Robert Litchfield Juniper, AM (7 January 1929 – 20 December 2012) was an Australian artist, art teacher, illustrator, painter, printmaker and sculptor.

==Early life==
Juniper was born in the wheat-belt town of Merredin, Western Australia. He studied commercial art and industrial design at Beckenham School of Art, England. After returning to Western Australia he painted, taught and exhibited in Perth. He was particularly championed by Rose Skinner, a local exhibitor. He was a long-term resident of Darlington and at different stages in its history involved with the Darlington Arts Festival.

==Teaching==
Juniper taught art at Perth College and Hale School in the 1960s, and at Guildford Grammar School in the late 1960s & early 1970s. In the 1960s his excursions into the Australian outback with Ian Parkes was the inspiration for the subject matter a large part of his abstract style of art.

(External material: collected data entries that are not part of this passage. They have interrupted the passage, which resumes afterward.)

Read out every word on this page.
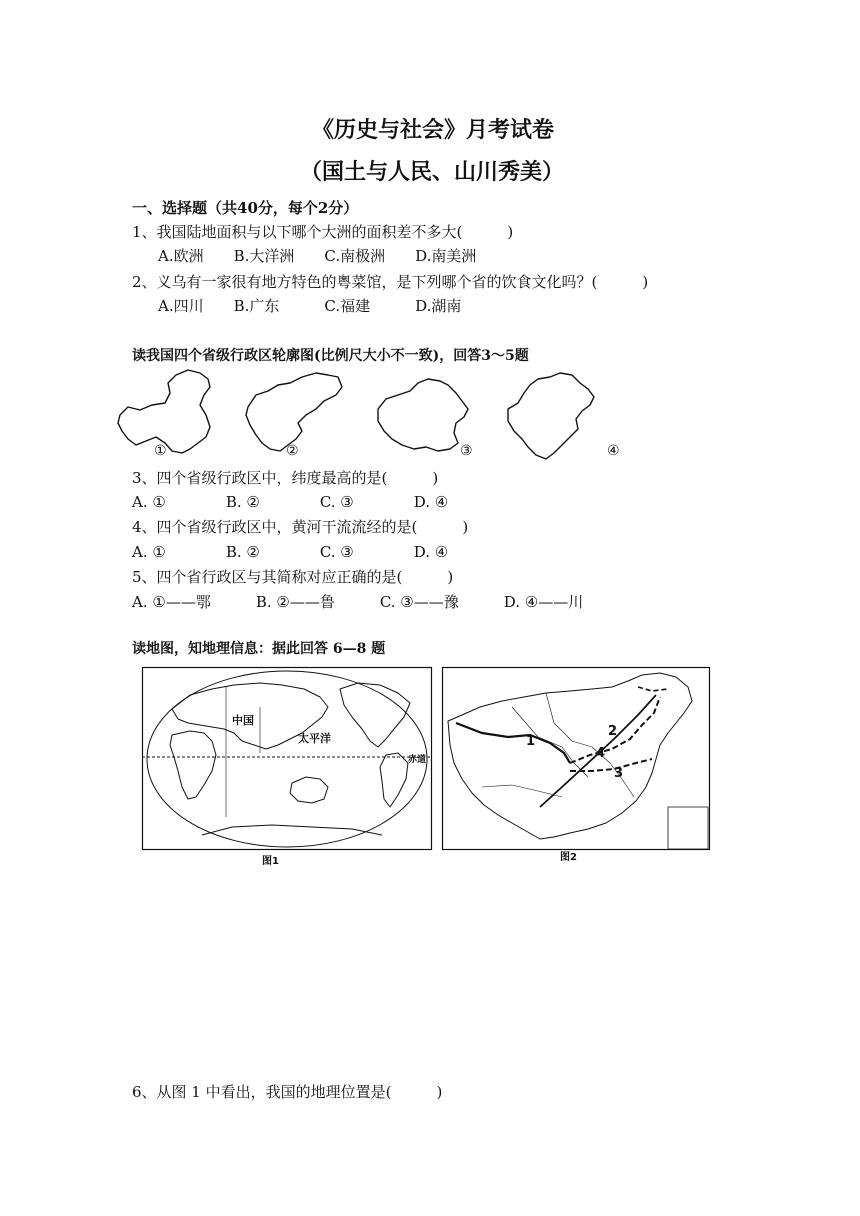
《历史与社会》月考试卷
（国土与人民、山川秀美）
一、选择题（共40分，每个2分）
1、我国陆地面积与以下哪个大洲的面积差不多大(　　　)
A.欧洲　　B.大洋洲　　C.南极洲　　D.南美洲
2、义乌有一家很有地方特色的粤菜馆，是下列哪个省的饮食文化吗？(　　　)
A.四川　　B.广东　　　C.福建　　　D.湖南
读我国四个省级行政区轮廓图(比例尺大小不一致)，回答3～5题
①	②	③	④
3、四个省级行政区中，纬度最高的是(　　　)
A. ①　　　　B. ②　　　　C. ③　　　　D. ④
4、四个省级行政区中，黄河干流流经的是(　　　)
A. ①　　　　B. ②　　　　C. ③　　　　D. ④
5、四个省行政区与其简称对应正确的是(　　　)
A. ①——鄂　　　B. ②——鲁　　　C. ③——豫　　　D. ④——川
读地图，知地理信息：据此回答 6—8 题
中国
太平洋
赤道
图1
1
2
3
4
图2
6、从图 1 中看出，我国的地理位置是(　　　)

He designed the coat of arms for the Commonwealth Law Courts in Perth, in 1992. His works are held in numerous collections, including the Art Gallery of Western Australia, the Art Gallery of New South Wales, the National Gallery of Australia, the National Gallery of Victoria, the Queensland Art Gallery and Parliament House, Canberra.

==Exhibitions==
Juniper was given many solo and group exhibitions throughout Australia and overseas, including a major retrospective in 1999 at the Art Gallery of Western Australia, Perth.

He was represented for many years by Gomboc Gallery. Right up until shortly before his death at the age of 83, he continued to paint regularly, with increasing 'hands-on' assistance from his wife and remained both a highly productive artist and an inspiration and mentor to many other Australian artists.

==Late work==
Juniper was commissioned to work on a feature window in the restored Bunbury Catholic Cathedral. This work was completed in 2011.

==Death==
In 2002, Juniper suffered a stroke that robbed him of the use of his left hand. He became ill in October 2011 when fluid gathered on his lung. Juniper died at his Darlington home on 20 December 2012 at the age of 83.

==Awards==
- 1954, 57, 59, 60, 62 Perth Prize for Contemporary Art
- 1966 T. E. Wardle Invitation Prize
- 1975 Wynne Prize
- 1979 Wynne Prize
- 1984 Honorary Doctorate, University of Western Australia, Perth
- 1988 Kingfisher Prize, New South Wales
- 1998 State Living Treasures Award, Ministry for Culture and the Arts, Western Australia
- 2003 Centenary Medal of Federation for service to Australian landscape painting and contemporary art
- 2004 Awarded medal for services to art, The Painters and Sculptors Association of Australia
- 2011 Appointed Member of the Order of Australia for service to the visual arts, particularly as an Australian landscape painter and contemporary artist

==Personal life==
Juniper was married three times and had four children, all by his first wife, Robin-Ann (née Brennan): Sato (previously Linda); Ben (Benedict); Sam (previously Damian) and Bec (Rebecca). They all live and work as professionals in various fields in Western Australia. He had 11 grandchildren and step-grandchildren and three great-grandchildren. His second wife is Amanda (née Silburn) and his third wife is Patricia (née Lowe).

==See also==
- List of public art in Brisbane

==Printed works==
- Todd, Trevor (1977) Mason Judy, illustrated by Robert Juniper. Sydney : Methuen of Australia ISBN 0-454-00027-8
- (1982) Asphodel [illustrated by] Robert Juniper, [text by] Lilla Cole. Fremantle, W.A. : Fremantle Arts Centre Press ISBN 0-909144-59-1 (pbk.)